Quant à ceux qui, chez nous, s'inquiètent de l'avenir des minorités américaines, des femmes et de toutes les catégories sociales défavorisées, disons simplement que ce n'est pas notre combat. C'est celui des élites de la gauche américaine qui doivent arrêter de se bercer d'illusions et s'organiser pour défendre leurs intérêts. Et si Trump est intégriste, c'est à elles de s'y opposer, comme nous l'avons fait dans les années 90. Je n'ai pas le souvenir de quelque soutien que ce soit de l'Amérique qui, au contraire, accueillait des personnes ayant un lien étroit avec le terrorisme ! Je n'ai pas le souvenir d'articles de presse saluant les marches contre l'intégrisme armé, comme celle du RCD, stoppée par une bombe, ou celle du million de femmes en 1995. Ce n'est pas notre combat.

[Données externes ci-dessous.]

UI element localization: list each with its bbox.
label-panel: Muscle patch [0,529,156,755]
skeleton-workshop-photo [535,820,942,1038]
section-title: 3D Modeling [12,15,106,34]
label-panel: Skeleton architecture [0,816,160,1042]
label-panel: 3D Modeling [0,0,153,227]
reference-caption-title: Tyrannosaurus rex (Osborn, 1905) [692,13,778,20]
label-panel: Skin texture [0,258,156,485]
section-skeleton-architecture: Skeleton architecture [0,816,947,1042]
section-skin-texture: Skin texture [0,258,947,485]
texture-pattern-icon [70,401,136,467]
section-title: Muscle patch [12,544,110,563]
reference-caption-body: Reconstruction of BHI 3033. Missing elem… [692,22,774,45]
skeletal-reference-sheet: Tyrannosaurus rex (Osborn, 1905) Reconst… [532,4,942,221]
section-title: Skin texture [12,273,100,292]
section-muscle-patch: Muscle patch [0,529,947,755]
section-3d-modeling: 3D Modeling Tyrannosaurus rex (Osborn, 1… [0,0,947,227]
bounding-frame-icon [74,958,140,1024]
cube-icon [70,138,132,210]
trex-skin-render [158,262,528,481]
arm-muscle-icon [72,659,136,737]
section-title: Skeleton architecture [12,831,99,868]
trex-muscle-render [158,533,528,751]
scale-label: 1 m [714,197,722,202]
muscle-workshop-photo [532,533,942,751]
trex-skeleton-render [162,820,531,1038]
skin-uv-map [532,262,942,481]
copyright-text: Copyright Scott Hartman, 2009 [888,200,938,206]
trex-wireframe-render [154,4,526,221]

Ce n'est pas notre affaire. Nous avons trop fait pour les opposants américains en accueillant des mouvements interdits, comme celui des «Panthères noires». Et si certains s'inquiètent du sort des musulmans et des Noirs, je leur rappelle qu'il y a, en ces nuits de froid intense, des Noirs musulmans, nos frères venus des profondeurs de l'Afrique, qui souffrent au bas de leurs immeubles. Avant de penser à ceux de Miami ou de Detroit, faites un geste pour ces êtres humains qui ne garderont de notre société que la hideuse image du racisme et de l'indifférence !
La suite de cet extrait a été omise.